Types of Rotating Schedules

There are a few variations to rotating schedules aside from the night-to-day switch. Some rotating schedules change by the day, others by the week. Some common rotating physician scheduling options are:

1. The DuPont Shift

You work a 12-hour shift in a:

• 4 shifts on/3 days off
• 3 shifts on/1 day off
• 3 shifts on/3 days off
• 4 shifts on/7 days off

2. The Pitman Shift

This type of rotating schedule is where workers get every other weekend off, usually made up of 12-hour shifts in a pattern that looks like this:

• 2 shifts on/2 days off
• 3 shifts on/2 days off
• 2 shifts on/3 days off

3. The 2-2-3-2 2-3 rotating shift

This is a Pitman schedule variation that uses 12 hours shifts with a pattern of:

• 2 shifts on/2 shifts off
• 3 shifts on/2 shifts off
• 2 shifts on/3 shifts off
• and so forth

Once you complete the cycle, you'll swap days to nights and vice versa.

Benefits of Rotating Schedules

The biggest advantage of rotating schedules for organizations that need coverage 24 hours a day and 7 days a week is the fair distribution of desirable ― and undesirable shifts. Other benefits include workers getting more exposure to vendors, managers, partners, etc, and employees get to perform a variety of tasks. There’s also more uniform productivity and round-the-clock coverage for patients, with the ability to offer highly skilled employees to patients at any point during the day or night.

Disadvantages of Rotating Schedules

Of course, rotating schedules do have their drawbacks. Many employees simply like the structure and stability of fixed schedules. Some don’t want to ever work weekends, night shifts, or holidays. It can also be difficult in terms of sleep schedules, child responsibilities, and more to have work schedules that change.

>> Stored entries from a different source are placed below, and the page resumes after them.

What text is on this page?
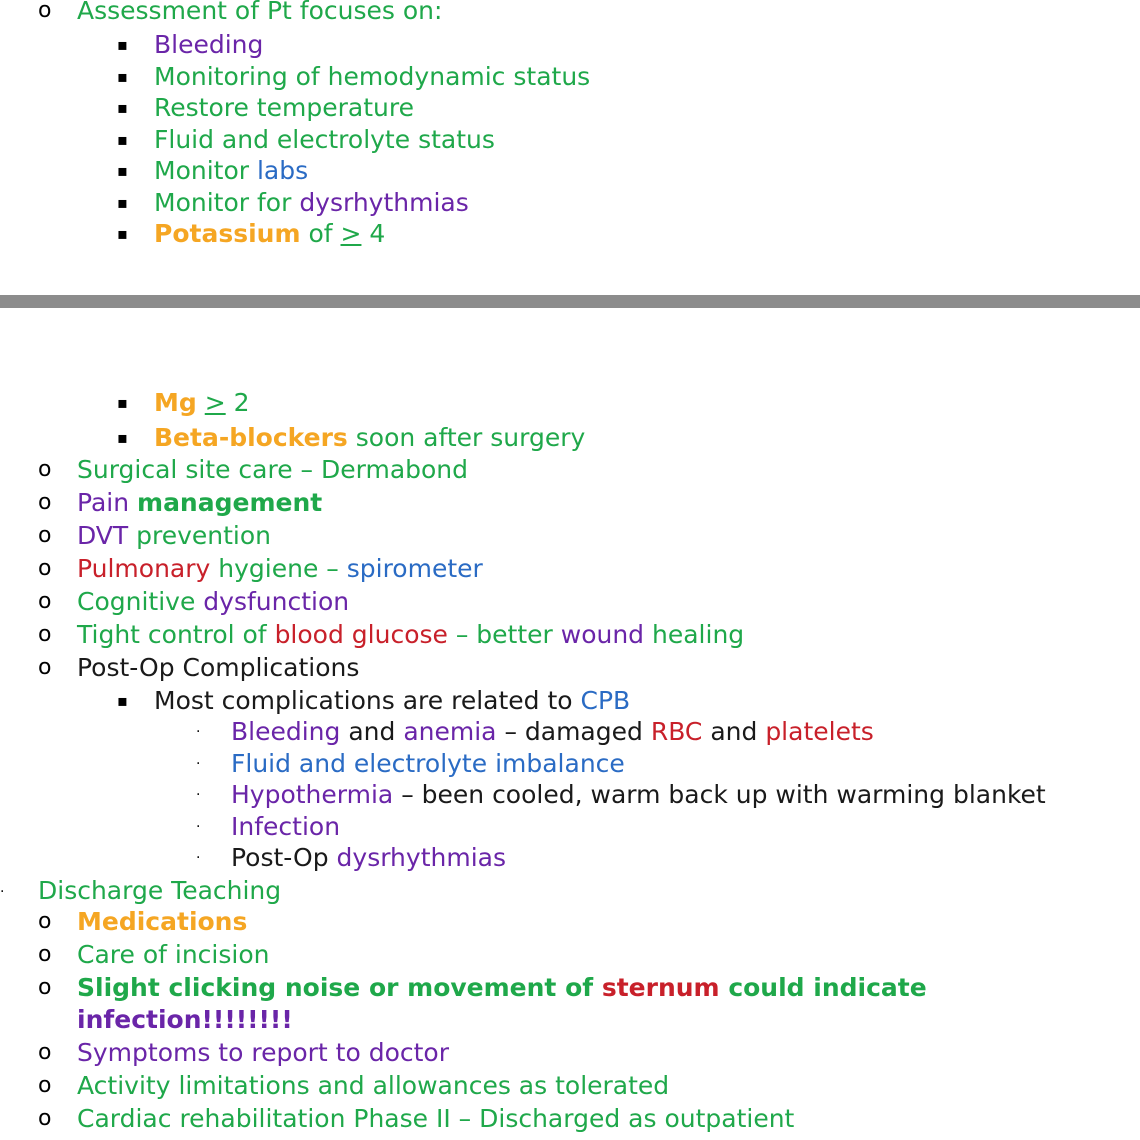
o Assessment of Pt focuses on:
▪ Most complications are related to CPB
· Discharge Teaching
▪ Bleeding
▪ Monitoring of hemodynamic status
▪ Restore temperature
▪ Fluid and electrolyte status
▪ Monitor labs
▪ Monitor for dysrhythmias
▪ Potassium of > 4
▪ Mg > 2
▪ Beta-blockers soon after surgery
o Surgical site care – Dermabond
o Pain management
o DVT prevention
o Pulmonary hygiene – spirometer
o Cognitive dysfunction
o Tight control of blood glucose – better wound healing
o Post-Op Complications
· Bleeding and anemia – damaged RBC and platelets
· Fluid and electrolyte imbalance
· Hypothermia – been cooled, warm back up with warming blanket
· Infection
· Post-Op dysrhythmias
o Medications
o Care of incision
o Slight clicking noise or movement of sternum could indicate
infection!!!!!!!!
o Symptoms to report to doctor
o Activity limitations and allowances as tolerated
o Cardiac rehabilitation Phase II – Discharged as outpatient
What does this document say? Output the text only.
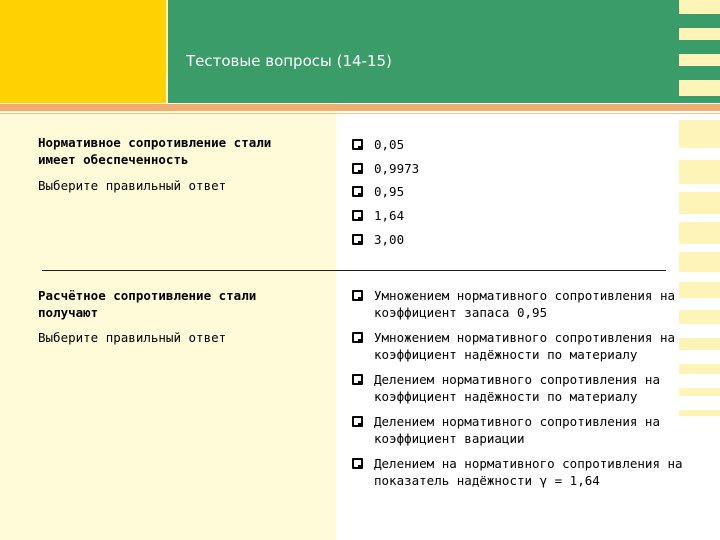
Тестовые вопросы (14-15)
Нормативное сопротивление стали
имеет обеспеченность
Выберите правильный ответ
0,05
0,9973
0,95
1,64
3,00
Расчётное сопротивление стали
получают
Выберите правильный ответ
Умножением нормативного сопротивления на
коэффициент запаса 0,95
Умножением нормативного сопротивления на
коэффициент надёжности по материалу
Делением нормативного сопротивления на
коэффициент надёжности по материалу
Делением нормативного сопротивления на
коэффициент вариации
Делением на нормативного сопротивления на
показатель надёжности γ = 1,64
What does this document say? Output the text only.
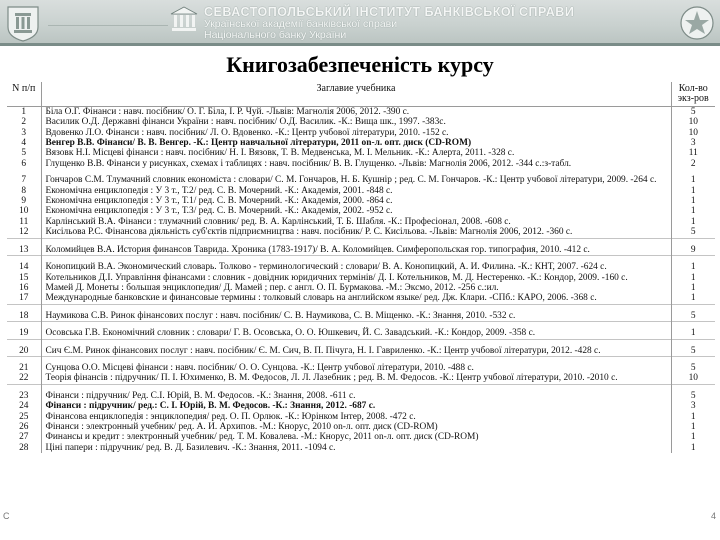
СЕВАСТОПОЛЬСЬКИЙ ІНСТИТУТ БАНКІВСЬКОЇ СПРАВИ
Української академії банківської справи
Національного банку України
Книгозабезпеченість курсу
N п/п	Заглавие учебника	Кол-во экз-ров
1	Біла О.Г. Фінанси : навч. посібник/ О. Г. Біла, І. Р. Чуй. -Львів: Магнолія 2006, 2012. -390 с.	5
2	Василик О.Д. Державні фінанси України : навч. посібник/ О.Д. Василик. -К.: Вища шк., 1997. -383с.	10
3	Вдовенко Л.О. Фінанси : навч. посібник/ Л. О. Вдовенко. -К.: Центр учбової літератури, 2010. -152 с.	10
4	Венгер В.В. Фінанси/ В. В. Венгер. -К.: Центр навчальної літератури, 2011 on-л. опт. диск (CD-ROM)	3
5	Вязовк Н.І. Місцеві фінанси : навч. посібник/ Н. І. Вязовк, Т. В. Медвенська, М. І. Мельник. -К.: Алерта, 2011. -328 с.	11
6	Глущенко В.В. Фінанси у рисунках, схемах і таблицях : навч. посібник/ В. В. Глущенко. -Львів: Магнолія 2006, 2012. -344 с.:з-табл.	2
7	Гончаров С.М. Тлумачний словник економіста : словари/ С. М. Гончаров, Н. Б. Кушнір ; ред. С. М. Гончаров. -К.: Центр учбової літератури, 2009. -264 с.	1
8	Економічна енциклопедія : У 3 т., Т.2/ ред. С. В. Мочерний. -К.: Академія, 2001. -848 с.	1
9	Економічна енциклопедія : У 3 т., Т.1/ ред. С. В. Мочерний. -К.: Академія, 2000. -864 с.	1
10	Економічна енциклопедія : У 3 т., Т.3/ ред. С. В. Мочерний. -К.: Академія, 2002. -952 с.	1
11	Карлінський В.А. Фінанси : тлумачний словник/ ред. В. А. Карлінський, Т. Б. Шабля. -К.: Професіонал, 2008. -608 с.	1
12	Кисільова Р.С. Фінансова діяльність суб'єктів підприємництва : навч. посібник/ Р. С. Кисільова. -Львів: Магнолія 2006, 2012. -360 с.	5
13	Коломийцев В.А. История финансов Таврида. Хроника (1783-1917)/ В. А. Коломийцев. Симферопольская гор. типография, 2010. -412 с.	9
14	Конопицкий В.А. Экономический словарь. Толково - терминологический : словари/ В. А. Конопицкий, А. И. Филина. -К.: КНТ, 2007. -624 с.	1
15	Котельников Д.І. Управління фінансами : словник - довідник юридичних термінів/ Д. І. Котельников, М. Д. Нестеренко. -К.: Кондор, 2009. -160 с.	1
16	Мамей Д. Монеты : большая энциклопедия/ Д. Мамей ; пер. с англ. О. П. Бурмакова. -М.: Эксмо, 2012. -256 с.:ил.	1
17	Международные банковские и финансовые термины : толковый словарь на английском языке/ ред. Дж. Клари. -СПб.: КАРО, 2006. -368 с.	1
18	Наумикова С.В. Ринок фінансових послуг : навч. посібник/ С. В. Наумикова, С. В. Міщенко. -К.: Знання, 2010. -532 с.	5
19	Осовська Г.В. Економічний словник : словари/ Г. В. Осовська, О. О. Юшкевич, Й. С. Завадський. -К.: Кондор, 2009. -358 с.	1
20	Сич Є.М. Ринок фінансових послуг : навч. посібник/ Є. М. Сич, В. П. Пічуга, Н. І. Гавриленко. -К.: Центр учбової літератури, 2012. -428 с.	5
21	Сунцова О.О. Місцеві фінанси : навч. посібник/ О. О. Сунцова. -К.: Центр учбової літератури, 2010. -488 с.	5
22	Теорія фінансів : підручник/ П. І. Юхименко, В. М. Федосов, Л. Л. Лазебник ; ред. В. М. Федосов. -К.: Центр учбової літератури, 2010. -2010 с.	10
23	Фінанси : підручник/ Ред. С.І. Юрій, В. М. Федосов. -К.: Знання, 2008. -611 с.	5
24	Фінанси : підручник/ ред.: С. І. Юрій, В. М. Федосов. -К.: Знання, 2012. -687 с.	3
25	Фінансова енциклопедія : энциклопедия/ ред. О. П. Орлюк. -К.: Юрінком Інтер, 2008. -472 с.	1
26	Фінанси : электронный учебник/ ред. А. И. Архипов. -М.: Кнорус, 2010 on-л. опт. диск (CD-ROM)	1
27	Финансы и кредит : электронный учебник/ ред. Т. М. Ковалева. -М.: Кнорус, 2011 on-л. опт. диск (CD-ROM)	1
28	Ціні папери : підручник/ ред. В. Д. Базилевич. -К.: Знання, 2011. -1094 с.	1
С	4
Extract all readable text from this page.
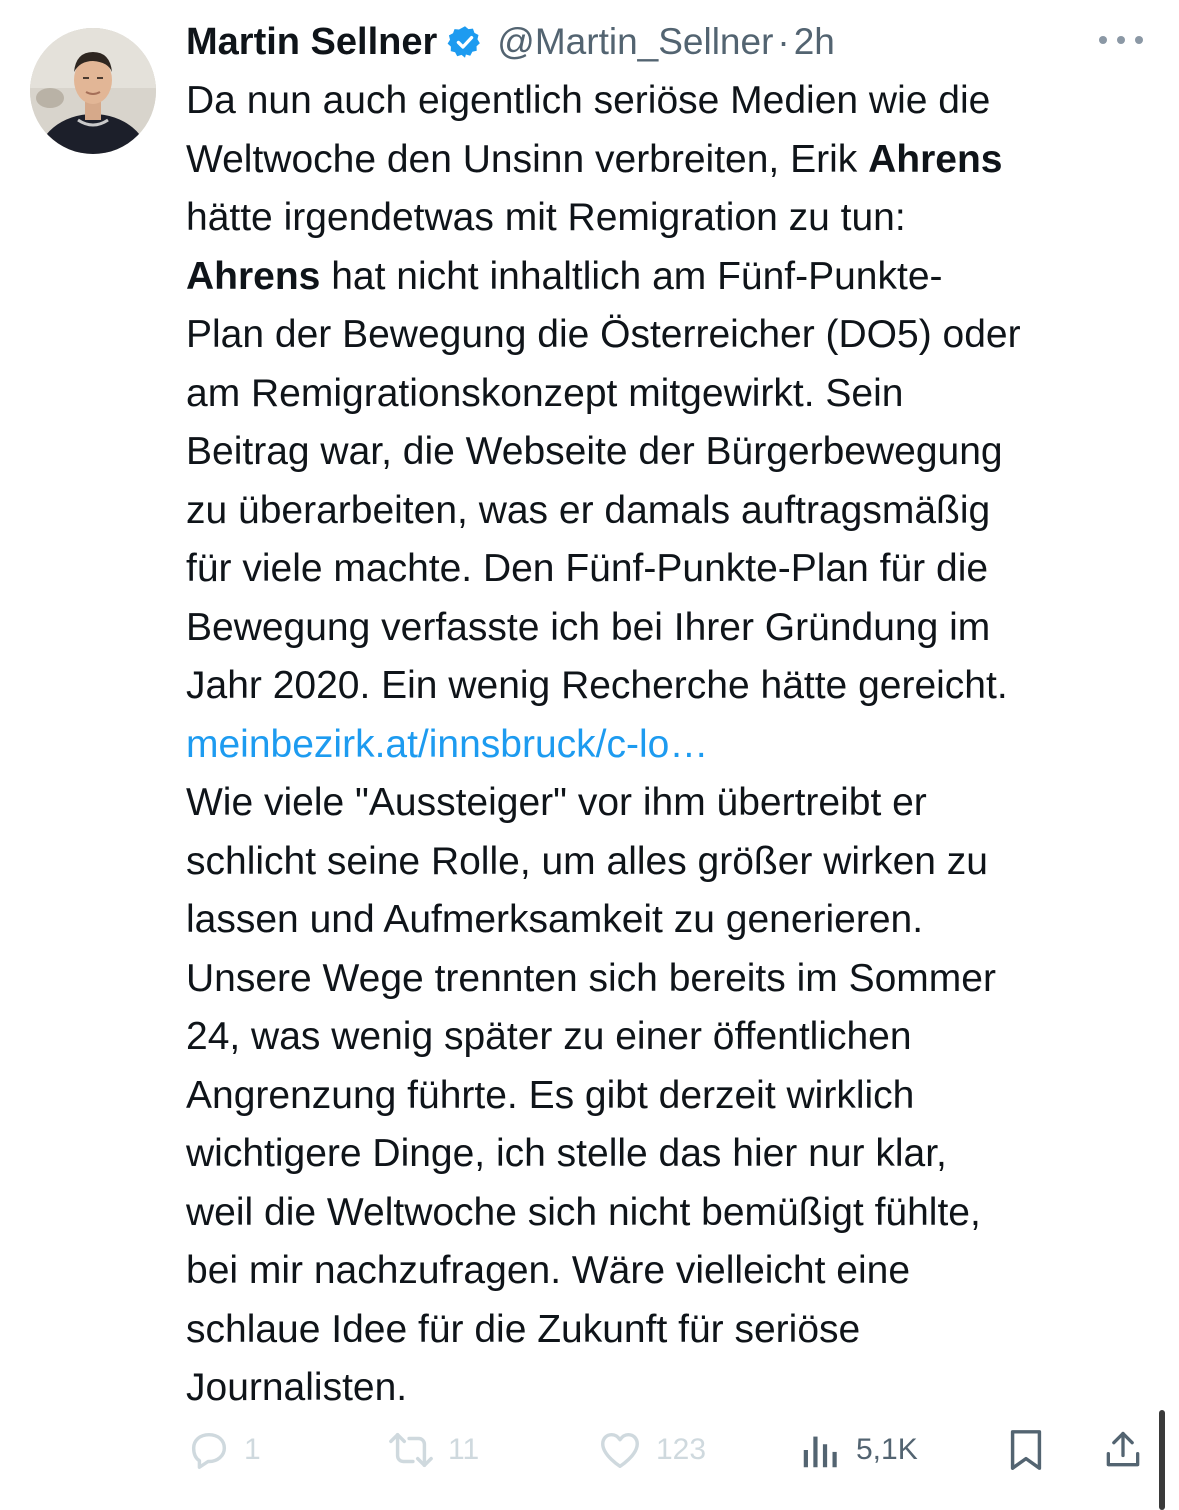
Martin Sellner @Martin_Sellner · 2h
Da nun auch eigentlich seriöse Medien wie die
Weltwoche den Unsinn verbreiten, Erik Ahrens
hätte irgendetwas mit Remigration zu tun:
Ahrens hat nicht inhaltlich am Fünf-Punkte-
Plan der Bewegung die Österreicher (DO5) oder
am Remigrationskonzept mitgewirkt. Sein
Beitrag war, die Webseite der Bürgerbewegung
zu überarbeiten, was er damals auftragsmäßig
für viele machte. Den Fünf-Punkte-Plan für die
Bewegung verfasste ich bei Ihrer Gründung im
Jahr 2020. Ein wenig Recherche hätte gereicht.
meinbezirk.at/innsbruck/c-lo…
Wie viele "Aussteiger" vor ihm übertreibt er
schlicht seine Rolle, um alles größer wirken zu
lassen und Aufmerksamkeit zu generieren.
Unsere Wege trennten sich bereits im Sommer
24, was wenig später zu einer öffentlichen
Angrenzung führte. Es gibt derzeit wirklich
wichtigere Dinge, ich stelle das hier nur klar,
weil die Weltwoche sich nicht bemüßigt fühlte,
bei mir nachzufragen. Wäre vielleicht eine
schlaue Idee für die Zukunft für seriöse
Journalisten.
1	11	123	5,1K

Best Practices for Implementing Rotating Schedules

Generating a successful shift scheduling rotating schedule really relies on following some best practices, which include:

• Enough time between shifts to allow for a full cycle of sleep
• Consistent start/end times for all shifts during the same week
• Over-communication of shift changes and scheduling
• Real-time access to schedules and scheduling changes
• Scheduling with enough advanced notice
• Flexible arrangements and shift swapping opportunities

Using physician scheduling software can help enhance transparency and make processing shift changes easier. Emergency medicine scheduling software keeps your doctors accountable by keeping the shift preferences, schedules, and communication all in one place. You’ll want to work with this scheduling software, and find the best practices that work best for your hospital and employees.